Книга: Доктор Фаустус
Назад: XLIV
Дальше: XLVI

XLV

Он был взят от нас, взято было из этого мира необычно прелестное создание! Ах, бог ты мой, да что я подыскиваю слова помягче для непостижимого ужаса, которому был свидетелем, для жестокости, которая поныне гневом и горечью испытует моё сердце. Со страшной, дикой яростью закогтила и в несколько дней унесла его болезнь, ни одного случая которой давно уже не было зарегистрировано в округе, хотя добрейший доктор Кюрбис, совершенно подавленный таким неистовым её проявлением, и сказал, что дети, выздоравливающие после кори или коклюша, бывают особенно подвержены ей.

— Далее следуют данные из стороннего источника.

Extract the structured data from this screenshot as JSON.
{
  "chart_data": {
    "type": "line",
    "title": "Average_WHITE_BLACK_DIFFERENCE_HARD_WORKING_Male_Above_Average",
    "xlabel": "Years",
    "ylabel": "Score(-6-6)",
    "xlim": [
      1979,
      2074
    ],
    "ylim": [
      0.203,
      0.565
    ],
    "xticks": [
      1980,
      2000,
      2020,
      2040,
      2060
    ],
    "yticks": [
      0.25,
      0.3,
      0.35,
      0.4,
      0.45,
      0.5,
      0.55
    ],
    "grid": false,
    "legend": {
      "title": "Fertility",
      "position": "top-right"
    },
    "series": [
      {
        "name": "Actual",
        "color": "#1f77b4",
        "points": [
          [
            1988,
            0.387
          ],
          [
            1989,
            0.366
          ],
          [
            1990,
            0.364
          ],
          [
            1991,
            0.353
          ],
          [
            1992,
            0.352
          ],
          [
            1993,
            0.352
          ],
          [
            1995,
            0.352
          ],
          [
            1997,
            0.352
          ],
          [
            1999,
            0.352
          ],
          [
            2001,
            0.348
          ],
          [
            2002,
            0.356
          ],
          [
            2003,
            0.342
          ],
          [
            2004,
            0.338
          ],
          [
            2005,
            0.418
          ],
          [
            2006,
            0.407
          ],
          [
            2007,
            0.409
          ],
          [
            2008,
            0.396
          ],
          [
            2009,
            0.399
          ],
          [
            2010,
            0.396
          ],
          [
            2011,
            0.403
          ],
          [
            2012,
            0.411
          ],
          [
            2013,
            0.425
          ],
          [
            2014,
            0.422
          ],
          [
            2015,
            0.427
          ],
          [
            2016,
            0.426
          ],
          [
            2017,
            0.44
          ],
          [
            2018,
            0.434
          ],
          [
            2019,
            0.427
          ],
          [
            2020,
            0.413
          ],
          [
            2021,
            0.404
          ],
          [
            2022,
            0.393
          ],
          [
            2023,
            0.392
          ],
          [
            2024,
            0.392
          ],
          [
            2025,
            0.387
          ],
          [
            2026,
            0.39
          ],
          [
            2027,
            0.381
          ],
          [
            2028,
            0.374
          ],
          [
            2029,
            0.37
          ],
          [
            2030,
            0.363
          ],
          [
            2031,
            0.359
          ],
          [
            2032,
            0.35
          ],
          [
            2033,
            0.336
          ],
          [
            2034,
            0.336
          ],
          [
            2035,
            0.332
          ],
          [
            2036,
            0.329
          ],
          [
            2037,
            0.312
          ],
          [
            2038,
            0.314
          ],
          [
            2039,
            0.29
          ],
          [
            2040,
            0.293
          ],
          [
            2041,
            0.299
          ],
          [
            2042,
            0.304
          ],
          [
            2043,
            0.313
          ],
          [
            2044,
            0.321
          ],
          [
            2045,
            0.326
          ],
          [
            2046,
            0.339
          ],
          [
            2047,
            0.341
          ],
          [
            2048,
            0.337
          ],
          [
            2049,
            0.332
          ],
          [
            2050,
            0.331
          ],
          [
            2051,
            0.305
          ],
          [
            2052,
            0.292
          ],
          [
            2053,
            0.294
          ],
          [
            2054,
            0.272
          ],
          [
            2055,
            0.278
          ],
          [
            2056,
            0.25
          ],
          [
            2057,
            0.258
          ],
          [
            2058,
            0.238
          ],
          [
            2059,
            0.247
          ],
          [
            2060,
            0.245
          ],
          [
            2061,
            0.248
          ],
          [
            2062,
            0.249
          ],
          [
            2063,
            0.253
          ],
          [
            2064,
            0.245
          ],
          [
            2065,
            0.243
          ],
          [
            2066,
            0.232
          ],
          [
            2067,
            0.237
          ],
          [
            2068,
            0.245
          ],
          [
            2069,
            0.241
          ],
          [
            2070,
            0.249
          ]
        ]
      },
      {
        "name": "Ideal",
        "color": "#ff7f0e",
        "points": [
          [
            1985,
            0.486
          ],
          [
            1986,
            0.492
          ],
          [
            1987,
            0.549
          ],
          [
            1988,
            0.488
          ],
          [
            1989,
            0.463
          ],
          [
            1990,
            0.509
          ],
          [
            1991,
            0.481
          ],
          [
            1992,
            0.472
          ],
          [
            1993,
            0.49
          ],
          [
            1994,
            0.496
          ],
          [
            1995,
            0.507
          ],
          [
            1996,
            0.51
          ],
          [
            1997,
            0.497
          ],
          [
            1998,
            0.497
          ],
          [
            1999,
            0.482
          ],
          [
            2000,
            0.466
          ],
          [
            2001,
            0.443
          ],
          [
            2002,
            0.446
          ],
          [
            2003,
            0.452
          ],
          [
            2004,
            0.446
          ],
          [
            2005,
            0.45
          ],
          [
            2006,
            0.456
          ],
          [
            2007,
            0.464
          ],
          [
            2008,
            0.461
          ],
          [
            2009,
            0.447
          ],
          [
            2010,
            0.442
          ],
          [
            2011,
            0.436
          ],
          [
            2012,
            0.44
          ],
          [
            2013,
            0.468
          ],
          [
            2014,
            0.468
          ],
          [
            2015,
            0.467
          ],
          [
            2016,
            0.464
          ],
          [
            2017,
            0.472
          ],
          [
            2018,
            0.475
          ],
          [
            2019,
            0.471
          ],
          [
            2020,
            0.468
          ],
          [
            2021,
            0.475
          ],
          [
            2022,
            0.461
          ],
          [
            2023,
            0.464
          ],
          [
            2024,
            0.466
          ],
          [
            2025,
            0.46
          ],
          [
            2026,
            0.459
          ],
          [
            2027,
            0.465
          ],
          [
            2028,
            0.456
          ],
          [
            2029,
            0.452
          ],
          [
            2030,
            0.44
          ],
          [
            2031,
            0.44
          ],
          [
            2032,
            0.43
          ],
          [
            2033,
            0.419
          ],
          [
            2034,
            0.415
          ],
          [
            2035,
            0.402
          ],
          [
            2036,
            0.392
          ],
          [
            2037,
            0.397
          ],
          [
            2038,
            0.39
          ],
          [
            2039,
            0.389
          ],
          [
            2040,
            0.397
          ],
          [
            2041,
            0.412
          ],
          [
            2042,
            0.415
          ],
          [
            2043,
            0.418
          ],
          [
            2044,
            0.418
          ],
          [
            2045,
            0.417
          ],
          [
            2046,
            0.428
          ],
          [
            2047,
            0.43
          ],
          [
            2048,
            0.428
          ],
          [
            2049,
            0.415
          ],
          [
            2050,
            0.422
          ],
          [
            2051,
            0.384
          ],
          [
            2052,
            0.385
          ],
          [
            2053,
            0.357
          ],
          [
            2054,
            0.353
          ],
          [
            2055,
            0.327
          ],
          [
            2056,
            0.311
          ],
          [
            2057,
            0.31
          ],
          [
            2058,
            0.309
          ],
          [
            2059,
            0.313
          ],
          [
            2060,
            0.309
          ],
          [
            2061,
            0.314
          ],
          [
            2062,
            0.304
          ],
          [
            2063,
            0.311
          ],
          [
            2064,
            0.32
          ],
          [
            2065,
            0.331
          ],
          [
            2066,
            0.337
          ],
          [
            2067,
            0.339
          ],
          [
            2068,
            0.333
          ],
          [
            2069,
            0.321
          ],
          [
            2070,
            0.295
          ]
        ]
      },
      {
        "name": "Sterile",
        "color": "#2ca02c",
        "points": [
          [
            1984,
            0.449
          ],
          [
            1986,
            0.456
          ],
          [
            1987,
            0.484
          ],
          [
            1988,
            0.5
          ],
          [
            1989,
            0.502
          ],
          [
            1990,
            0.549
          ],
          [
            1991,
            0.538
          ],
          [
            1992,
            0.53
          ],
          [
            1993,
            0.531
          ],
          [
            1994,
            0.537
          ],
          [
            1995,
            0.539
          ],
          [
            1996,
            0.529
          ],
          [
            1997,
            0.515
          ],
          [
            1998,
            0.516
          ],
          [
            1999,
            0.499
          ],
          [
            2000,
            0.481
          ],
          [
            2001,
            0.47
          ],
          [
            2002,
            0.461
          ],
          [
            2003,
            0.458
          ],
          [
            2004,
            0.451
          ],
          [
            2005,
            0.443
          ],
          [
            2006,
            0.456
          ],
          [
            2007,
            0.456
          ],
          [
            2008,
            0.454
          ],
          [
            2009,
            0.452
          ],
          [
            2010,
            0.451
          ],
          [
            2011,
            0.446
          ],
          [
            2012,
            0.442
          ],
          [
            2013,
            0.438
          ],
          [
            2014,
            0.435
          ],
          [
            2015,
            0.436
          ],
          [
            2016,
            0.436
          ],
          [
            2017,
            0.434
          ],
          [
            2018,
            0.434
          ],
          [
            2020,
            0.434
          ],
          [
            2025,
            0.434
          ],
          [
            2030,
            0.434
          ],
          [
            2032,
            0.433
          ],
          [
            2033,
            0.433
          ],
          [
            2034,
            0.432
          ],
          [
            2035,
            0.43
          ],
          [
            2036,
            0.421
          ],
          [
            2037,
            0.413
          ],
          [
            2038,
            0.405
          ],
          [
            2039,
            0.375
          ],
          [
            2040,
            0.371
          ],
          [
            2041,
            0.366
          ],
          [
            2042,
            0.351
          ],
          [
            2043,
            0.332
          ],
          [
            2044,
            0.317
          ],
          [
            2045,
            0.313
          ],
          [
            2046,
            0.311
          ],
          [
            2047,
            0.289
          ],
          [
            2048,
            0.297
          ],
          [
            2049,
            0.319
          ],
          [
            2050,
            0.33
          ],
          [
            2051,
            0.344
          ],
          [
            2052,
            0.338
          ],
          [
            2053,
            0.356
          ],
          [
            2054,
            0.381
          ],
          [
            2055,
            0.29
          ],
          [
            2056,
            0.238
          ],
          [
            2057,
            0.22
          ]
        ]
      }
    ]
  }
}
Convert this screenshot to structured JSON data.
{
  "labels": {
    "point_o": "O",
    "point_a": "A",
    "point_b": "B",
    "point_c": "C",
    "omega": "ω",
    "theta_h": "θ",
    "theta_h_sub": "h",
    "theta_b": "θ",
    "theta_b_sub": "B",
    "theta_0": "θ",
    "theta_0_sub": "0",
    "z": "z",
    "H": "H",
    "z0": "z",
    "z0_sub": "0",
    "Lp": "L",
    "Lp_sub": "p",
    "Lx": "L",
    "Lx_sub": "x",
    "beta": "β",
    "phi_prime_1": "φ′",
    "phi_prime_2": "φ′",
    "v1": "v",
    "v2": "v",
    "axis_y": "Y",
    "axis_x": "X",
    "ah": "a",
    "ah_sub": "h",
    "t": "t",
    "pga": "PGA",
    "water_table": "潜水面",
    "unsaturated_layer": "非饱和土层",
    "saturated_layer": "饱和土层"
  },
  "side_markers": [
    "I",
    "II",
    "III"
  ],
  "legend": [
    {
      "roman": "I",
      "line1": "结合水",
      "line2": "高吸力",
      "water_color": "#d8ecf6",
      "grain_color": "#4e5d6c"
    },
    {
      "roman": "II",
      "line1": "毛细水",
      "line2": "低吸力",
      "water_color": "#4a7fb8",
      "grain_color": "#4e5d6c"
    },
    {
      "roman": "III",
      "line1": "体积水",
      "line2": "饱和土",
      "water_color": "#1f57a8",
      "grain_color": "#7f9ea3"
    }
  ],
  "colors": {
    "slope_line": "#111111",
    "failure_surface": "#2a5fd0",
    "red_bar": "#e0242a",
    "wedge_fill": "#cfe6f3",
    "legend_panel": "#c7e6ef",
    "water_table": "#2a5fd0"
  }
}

Начиная с появления первых симптомов, всё это произошло за какие-нибудь две недели, и в первую из них никто ещё — кажется, никто! — не предчувствовал рокового, страшного оборота. Была середина августа, и на полях Пфейферинга с помощью наёмных работников убирали урожай. В течение двух месяцев Непомук был радостью всего дома. Насморк затуманил сладостную ясность его глаз; и что же, как не это досадное недомогание, лишило его аппетита, сделало раздражительным и увеличило сонливость, к которой он и без того был склонен. «Буде», — говорил он, что бы ему ни предлагали: кушать, играть, смотреть картинки, слушать сказки. «Буде», — личико его искажалось жалостной гримасой, и он отворачивался. Вскоре Эхо стал болезненно реагировать на свет и звук, что внушало уже больше тревоги, чем прежнее вялое состояние. Шум въезжающих во двор телег и людские голоса угнетали его. «Говорите потише», — просил он и сам шептал, словно подавая пример. Даже тихих мелодий музыкальной шкатулки он не захотел слушать, скоро-скоро проговорил своё «буде», остановил завод и горько заплакал. Также бежал он от солнечного света тех жарких летних дней, забивался в комнату, сидел там согнувшись и тёр себе глаза. Непереносимо было смотреть, как, ища спасения, переходил он из одних любящих рук, в другие, прижимался к надёжной груди и снова отходил, безутешный. Он льнул к матушке Швейгештиль, к Клементине, к Вальпургии, гонимый всё тем же чувством, несколько раз являлся к дяде. Он его обнимал, слушая слова ласки и привета, смотрел на него своими небесно-голубыми глазами, даже слегка улыбался, но потом головка его начинала клониться всё ниже и ниже, он бормотал «ночи», вставал и, пошатываясь, выходил из комнаты.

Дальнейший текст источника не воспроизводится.